2. Use the interactive widget at the end to select a model, adjust budget constraints (max-cost, max-time, min-accuracy), and visualize results.
3. Key parameters:
- `selected_model`: Choose from available sample models (e.g., 'gpt5', 'nvidia-nemotron-ultra-253b').
- `C_max_total`: Maximum total cost in dollars.
- `T_max_total`: Maximum total time in seconds.
- `acc_min`: Minimum acceptable accuracy.
- `k_max`: Maximum number of inferences to test.
- `mc_trials`: Number of Monte Carlo trials for statistical robustness.
- `parallel_factor`: Degree of parallelism (P).

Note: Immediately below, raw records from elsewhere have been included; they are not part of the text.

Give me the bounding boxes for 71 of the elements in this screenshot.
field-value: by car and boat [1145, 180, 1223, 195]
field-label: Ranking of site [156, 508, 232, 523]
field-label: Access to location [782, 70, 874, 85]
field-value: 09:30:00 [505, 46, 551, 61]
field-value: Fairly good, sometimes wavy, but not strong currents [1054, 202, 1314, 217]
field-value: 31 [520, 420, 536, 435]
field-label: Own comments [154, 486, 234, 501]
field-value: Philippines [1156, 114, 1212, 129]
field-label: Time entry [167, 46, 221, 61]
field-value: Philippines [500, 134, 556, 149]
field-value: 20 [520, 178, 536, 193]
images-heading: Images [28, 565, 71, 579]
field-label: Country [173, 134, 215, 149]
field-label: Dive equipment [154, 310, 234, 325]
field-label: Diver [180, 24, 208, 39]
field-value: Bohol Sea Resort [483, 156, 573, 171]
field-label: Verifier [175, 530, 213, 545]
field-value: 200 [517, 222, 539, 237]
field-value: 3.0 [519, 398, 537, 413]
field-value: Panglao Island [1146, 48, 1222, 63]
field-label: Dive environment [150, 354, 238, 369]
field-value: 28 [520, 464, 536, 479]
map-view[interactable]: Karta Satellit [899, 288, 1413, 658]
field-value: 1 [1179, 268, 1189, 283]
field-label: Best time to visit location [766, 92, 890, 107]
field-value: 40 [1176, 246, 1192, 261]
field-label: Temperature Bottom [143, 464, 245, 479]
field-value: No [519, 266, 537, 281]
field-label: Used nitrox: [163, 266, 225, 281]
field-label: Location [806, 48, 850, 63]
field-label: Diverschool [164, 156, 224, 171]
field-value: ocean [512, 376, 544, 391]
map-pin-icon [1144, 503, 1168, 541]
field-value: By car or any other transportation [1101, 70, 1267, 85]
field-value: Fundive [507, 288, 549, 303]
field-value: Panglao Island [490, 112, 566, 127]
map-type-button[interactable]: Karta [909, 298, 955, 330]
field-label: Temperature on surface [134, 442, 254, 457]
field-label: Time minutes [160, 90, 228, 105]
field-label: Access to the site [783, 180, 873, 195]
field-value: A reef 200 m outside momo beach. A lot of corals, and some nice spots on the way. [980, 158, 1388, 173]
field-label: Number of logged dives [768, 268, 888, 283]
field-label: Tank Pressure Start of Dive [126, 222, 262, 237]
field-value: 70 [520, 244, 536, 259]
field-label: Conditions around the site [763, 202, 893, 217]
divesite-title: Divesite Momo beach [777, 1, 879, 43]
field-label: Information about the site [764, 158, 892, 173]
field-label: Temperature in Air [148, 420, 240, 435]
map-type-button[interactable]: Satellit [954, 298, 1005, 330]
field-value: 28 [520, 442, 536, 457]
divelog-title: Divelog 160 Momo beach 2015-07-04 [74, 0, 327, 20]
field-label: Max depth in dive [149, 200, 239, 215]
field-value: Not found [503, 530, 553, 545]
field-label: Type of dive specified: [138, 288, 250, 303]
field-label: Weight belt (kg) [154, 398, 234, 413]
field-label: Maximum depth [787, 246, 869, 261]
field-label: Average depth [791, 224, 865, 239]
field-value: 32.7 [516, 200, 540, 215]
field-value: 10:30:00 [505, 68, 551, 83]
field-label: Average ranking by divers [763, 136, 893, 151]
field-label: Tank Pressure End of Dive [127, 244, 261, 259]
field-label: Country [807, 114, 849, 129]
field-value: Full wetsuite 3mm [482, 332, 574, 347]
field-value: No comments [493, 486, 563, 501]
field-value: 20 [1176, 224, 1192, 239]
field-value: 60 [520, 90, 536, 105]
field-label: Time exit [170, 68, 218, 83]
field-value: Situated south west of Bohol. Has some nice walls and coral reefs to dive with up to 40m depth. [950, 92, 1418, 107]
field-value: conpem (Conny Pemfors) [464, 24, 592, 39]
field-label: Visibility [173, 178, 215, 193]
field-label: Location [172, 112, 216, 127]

**Note:** If you encounter import errors, make sure to launch Jupyter from the `02_MultiobjectiveOptimization` directory where the `inference_scaling.py` file is located.
## Output
- **3D Feasible Cube Plot**: Visualizes the trade-off in the 3D space with constraint planes, MC trajectories, and optimal points (optimality could be different for priority).
- **Accuracy vs. k Plot**: Shows how accuracy improves with more inferences.
- **Total Cost vs. k Plot**: Displays cost scaling with k.
- **Text Summary**: Prints optimal k values and metrics for each method.
## Contributers
Thanks to **Nashua Springberry (Cloudera)** and **Michael Schuler (Cloudera)** for constructive comments on the design and programming for the simulation.
## Citation
```
@misc{jung2025optimizeinference,
title={3D Optimization for AI Inference Scaling: Balancing Accuracy, Cost, and Latency},
author={Minseok Jung and Abhas Ricky and Muhammad Rameez Chatni},
year={2025},
eprint={2510.18905},
archivePrefix={arXiv},
primaryClass={cs.LG},
url={https://arxiv.org/abs/2510.18905},
}
```
## License
This project is licensed under the Apache License 2.0 — see the [LICENSE](LICENSE) file for details.